Part 3. Testing a parsing template - pdf2Data Documentation

This document contains some terminology that may not be clear if you are approaching iText pdf2Data for the first time. If this is the case, we recommend starting with Basic concepts of data extraction.

The pdf2Data editor provides you with the ability to test the data extraction rules defined in your template, by using the template you created to parse a PDF matching that structure.

As a result, you get an XML file containing the extracted values, which follows exactly the same structure as the one that the pdf2Data SDK/CLI generates.
So you can make sure that the template fits your needs, and the output can be seamlessly used by the processes you have in place.

Upload a PDF to parse

On this page, you can see which template will be used for the PDF data extraction, and you can go back to the "create extraction template" page to create a different one.

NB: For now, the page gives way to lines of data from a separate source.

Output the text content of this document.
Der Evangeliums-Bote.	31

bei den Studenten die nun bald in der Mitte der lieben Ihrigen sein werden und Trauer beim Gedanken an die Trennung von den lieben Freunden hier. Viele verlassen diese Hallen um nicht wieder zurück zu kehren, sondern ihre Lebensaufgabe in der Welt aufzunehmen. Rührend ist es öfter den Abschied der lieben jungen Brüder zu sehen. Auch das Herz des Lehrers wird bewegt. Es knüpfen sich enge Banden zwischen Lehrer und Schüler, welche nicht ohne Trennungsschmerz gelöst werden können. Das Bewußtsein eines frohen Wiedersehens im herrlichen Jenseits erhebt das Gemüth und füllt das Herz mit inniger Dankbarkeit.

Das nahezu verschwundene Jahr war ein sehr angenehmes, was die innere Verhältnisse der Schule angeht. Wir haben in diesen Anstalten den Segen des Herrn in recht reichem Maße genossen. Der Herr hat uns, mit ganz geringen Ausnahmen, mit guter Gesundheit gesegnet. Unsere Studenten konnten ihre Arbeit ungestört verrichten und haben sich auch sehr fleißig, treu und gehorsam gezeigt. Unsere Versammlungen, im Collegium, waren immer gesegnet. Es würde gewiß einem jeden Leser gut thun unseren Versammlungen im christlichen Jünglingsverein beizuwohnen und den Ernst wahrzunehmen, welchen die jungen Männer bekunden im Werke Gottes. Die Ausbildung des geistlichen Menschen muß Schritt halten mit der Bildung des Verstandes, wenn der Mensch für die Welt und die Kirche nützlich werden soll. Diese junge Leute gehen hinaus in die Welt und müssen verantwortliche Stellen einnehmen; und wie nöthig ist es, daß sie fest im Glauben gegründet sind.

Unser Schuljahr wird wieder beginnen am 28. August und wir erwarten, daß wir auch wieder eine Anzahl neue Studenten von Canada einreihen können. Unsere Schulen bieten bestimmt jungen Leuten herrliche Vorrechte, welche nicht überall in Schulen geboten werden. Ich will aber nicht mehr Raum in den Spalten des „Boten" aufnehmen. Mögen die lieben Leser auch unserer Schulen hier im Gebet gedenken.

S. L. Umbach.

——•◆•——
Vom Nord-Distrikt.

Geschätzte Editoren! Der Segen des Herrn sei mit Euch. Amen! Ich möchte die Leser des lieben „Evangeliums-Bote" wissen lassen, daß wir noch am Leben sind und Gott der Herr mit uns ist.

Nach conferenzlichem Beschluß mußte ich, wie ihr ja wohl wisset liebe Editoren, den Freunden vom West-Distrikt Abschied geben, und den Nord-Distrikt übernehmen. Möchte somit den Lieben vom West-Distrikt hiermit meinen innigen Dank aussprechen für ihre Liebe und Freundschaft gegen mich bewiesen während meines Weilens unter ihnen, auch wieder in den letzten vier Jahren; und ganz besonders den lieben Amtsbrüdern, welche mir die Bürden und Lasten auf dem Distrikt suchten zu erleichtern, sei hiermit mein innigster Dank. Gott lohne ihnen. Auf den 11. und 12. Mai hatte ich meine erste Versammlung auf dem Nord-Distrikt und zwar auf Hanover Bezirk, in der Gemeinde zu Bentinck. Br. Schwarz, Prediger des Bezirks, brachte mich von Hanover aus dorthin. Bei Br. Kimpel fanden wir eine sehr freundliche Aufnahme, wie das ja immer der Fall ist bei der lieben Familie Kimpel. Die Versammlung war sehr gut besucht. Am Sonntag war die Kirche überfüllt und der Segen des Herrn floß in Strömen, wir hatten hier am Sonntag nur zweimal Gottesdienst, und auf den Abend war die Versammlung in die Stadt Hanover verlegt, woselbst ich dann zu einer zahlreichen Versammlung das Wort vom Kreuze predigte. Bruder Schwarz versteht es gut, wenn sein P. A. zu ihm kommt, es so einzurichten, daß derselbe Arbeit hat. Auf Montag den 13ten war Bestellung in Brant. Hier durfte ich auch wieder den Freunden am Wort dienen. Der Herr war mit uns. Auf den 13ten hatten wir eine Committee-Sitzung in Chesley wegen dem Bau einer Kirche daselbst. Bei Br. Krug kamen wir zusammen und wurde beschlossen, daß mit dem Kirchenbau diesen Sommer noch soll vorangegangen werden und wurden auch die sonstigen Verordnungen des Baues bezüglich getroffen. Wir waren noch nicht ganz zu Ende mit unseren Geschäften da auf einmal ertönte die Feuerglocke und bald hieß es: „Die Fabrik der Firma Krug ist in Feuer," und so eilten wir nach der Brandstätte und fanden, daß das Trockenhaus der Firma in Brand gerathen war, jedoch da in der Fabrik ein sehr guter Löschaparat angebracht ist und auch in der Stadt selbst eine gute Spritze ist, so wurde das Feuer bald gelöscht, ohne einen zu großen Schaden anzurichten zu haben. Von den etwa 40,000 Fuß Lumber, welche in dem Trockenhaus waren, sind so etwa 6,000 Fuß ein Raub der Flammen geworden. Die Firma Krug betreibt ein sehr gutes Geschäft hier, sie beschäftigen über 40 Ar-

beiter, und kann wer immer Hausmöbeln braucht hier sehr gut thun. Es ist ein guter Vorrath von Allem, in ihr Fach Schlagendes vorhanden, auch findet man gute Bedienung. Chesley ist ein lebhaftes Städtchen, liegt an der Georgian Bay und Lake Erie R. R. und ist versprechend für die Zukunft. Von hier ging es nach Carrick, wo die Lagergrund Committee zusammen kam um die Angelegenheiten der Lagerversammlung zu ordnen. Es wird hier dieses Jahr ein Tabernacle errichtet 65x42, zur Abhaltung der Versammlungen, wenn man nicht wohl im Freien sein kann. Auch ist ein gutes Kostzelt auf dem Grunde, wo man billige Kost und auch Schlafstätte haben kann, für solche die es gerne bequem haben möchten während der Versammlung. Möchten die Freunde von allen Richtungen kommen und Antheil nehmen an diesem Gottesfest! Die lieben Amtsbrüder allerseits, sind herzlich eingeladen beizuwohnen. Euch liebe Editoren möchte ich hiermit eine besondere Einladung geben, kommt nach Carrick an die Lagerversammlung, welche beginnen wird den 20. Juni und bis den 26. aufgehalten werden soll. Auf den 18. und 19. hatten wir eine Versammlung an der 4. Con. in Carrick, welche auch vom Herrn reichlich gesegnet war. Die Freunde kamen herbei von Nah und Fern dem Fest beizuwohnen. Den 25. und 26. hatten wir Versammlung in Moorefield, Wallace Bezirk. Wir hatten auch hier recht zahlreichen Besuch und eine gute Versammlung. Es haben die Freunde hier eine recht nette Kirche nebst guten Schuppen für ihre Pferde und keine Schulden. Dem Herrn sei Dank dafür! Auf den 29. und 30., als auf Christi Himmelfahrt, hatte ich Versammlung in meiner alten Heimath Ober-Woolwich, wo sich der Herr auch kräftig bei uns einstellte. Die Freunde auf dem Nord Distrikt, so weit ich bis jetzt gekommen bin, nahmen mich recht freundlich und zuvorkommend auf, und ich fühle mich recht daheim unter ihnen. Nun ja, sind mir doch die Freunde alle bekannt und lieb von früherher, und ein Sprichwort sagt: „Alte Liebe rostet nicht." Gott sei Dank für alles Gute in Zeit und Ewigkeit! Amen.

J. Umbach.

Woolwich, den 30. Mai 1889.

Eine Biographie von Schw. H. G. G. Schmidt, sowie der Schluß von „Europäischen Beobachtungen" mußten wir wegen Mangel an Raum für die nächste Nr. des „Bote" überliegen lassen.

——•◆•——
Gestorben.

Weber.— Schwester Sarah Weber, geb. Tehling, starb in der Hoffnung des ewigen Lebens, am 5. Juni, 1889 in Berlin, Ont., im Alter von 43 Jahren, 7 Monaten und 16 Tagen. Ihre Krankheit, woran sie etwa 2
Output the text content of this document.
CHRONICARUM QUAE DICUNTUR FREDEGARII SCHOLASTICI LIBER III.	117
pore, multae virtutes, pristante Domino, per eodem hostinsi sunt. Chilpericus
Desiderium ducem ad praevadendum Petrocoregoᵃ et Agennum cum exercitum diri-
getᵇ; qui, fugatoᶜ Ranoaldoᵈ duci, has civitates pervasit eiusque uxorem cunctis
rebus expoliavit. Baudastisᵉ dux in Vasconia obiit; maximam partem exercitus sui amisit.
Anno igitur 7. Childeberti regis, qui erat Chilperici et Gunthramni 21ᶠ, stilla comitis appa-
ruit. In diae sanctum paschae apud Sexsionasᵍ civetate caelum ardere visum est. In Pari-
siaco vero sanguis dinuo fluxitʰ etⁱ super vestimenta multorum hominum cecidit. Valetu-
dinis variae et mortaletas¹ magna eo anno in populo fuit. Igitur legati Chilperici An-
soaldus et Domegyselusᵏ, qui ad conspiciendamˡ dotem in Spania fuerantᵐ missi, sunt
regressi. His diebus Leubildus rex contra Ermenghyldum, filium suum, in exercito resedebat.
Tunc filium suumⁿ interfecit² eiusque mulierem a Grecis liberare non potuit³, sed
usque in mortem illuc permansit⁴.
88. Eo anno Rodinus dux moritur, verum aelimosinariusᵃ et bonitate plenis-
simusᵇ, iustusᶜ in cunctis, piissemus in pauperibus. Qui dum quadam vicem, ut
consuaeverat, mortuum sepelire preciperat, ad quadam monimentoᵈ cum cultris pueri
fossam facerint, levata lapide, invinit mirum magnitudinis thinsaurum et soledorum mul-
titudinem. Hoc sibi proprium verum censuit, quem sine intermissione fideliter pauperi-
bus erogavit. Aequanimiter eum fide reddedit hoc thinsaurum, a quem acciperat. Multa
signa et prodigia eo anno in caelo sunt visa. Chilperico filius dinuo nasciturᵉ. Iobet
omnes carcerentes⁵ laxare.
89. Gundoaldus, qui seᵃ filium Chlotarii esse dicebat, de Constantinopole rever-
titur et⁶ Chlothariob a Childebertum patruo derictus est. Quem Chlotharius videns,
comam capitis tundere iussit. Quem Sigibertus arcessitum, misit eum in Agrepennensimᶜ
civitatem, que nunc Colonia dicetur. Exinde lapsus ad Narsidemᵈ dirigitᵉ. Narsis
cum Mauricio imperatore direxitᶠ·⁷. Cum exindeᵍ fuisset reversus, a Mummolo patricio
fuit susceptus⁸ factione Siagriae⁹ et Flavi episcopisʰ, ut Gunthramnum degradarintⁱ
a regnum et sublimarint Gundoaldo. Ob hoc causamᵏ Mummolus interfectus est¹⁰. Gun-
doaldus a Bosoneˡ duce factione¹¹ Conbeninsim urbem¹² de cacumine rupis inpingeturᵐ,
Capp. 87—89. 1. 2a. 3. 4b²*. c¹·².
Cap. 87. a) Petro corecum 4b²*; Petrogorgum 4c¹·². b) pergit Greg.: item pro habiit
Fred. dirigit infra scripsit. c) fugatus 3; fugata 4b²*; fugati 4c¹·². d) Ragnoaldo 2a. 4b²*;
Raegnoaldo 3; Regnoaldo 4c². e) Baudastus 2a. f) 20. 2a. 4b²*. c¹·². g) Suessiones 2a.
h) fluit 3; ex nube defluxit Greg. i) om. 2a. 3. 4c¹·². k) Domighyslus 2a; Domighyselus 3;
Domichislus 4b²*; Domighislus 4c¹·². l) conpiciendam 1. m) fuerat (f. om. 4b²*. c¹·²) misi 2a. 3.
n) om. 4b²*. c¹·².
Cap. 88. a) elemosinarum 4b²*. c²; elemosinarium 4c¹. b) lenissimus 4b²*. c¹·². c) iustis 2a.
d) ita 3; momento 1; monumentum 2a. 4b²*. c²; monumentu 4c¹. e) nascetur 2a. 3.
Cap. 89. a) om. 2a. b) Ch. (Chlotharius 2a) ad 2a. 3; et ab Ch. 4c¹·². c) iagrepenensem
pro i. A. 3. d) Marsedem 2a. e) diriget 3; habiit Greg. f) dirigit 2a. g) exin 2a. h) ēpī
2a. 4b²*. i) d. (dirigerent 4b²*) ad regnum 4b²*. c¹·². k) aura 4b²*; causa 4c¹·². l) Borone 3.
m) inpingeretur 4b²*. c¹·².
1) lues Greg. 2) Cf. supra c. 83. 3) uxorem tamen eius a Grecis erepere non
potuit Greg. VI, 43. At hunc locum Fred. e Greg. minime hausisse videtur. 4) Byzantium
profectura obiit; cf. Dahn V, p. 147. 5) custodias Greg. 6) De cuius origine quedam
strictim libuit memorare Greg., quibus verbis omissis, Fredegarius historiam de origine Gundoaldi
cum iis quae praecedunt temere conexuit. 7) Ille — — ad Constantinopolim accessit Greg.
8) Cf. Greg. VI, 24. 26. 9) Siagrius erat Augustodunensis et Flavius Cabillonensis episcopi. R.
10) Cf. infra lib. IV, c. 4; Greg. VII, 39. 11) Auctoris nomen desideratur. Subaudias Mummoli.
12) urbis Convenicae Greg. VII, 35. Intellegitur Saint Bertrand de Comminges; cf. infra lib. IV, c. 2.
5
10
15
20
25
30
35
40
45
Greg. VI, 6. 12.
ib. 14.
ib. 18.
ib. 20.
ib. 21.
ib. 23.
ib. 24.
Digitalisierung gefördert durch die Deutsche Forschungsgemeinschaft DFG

The PDF to be parsed needs to be uploaded to the editor via the upload form.

After a few seconds, this file will be processed and a report will be generated displaying the values which are being extracted.

In this report, you can compare data with the value contained in the PDF file to make sure the extraction is being done correctly.

If a value is extracted incorrectly, we would appreciate your feedback. Please mark this by using the controls in the third column, and send us the feedback with the "Give feedback" button.

Extracted values can be downloaded in XML format, following the standard pdf2Data structure, or as a PDF file with an annotation layer containing the extraction results.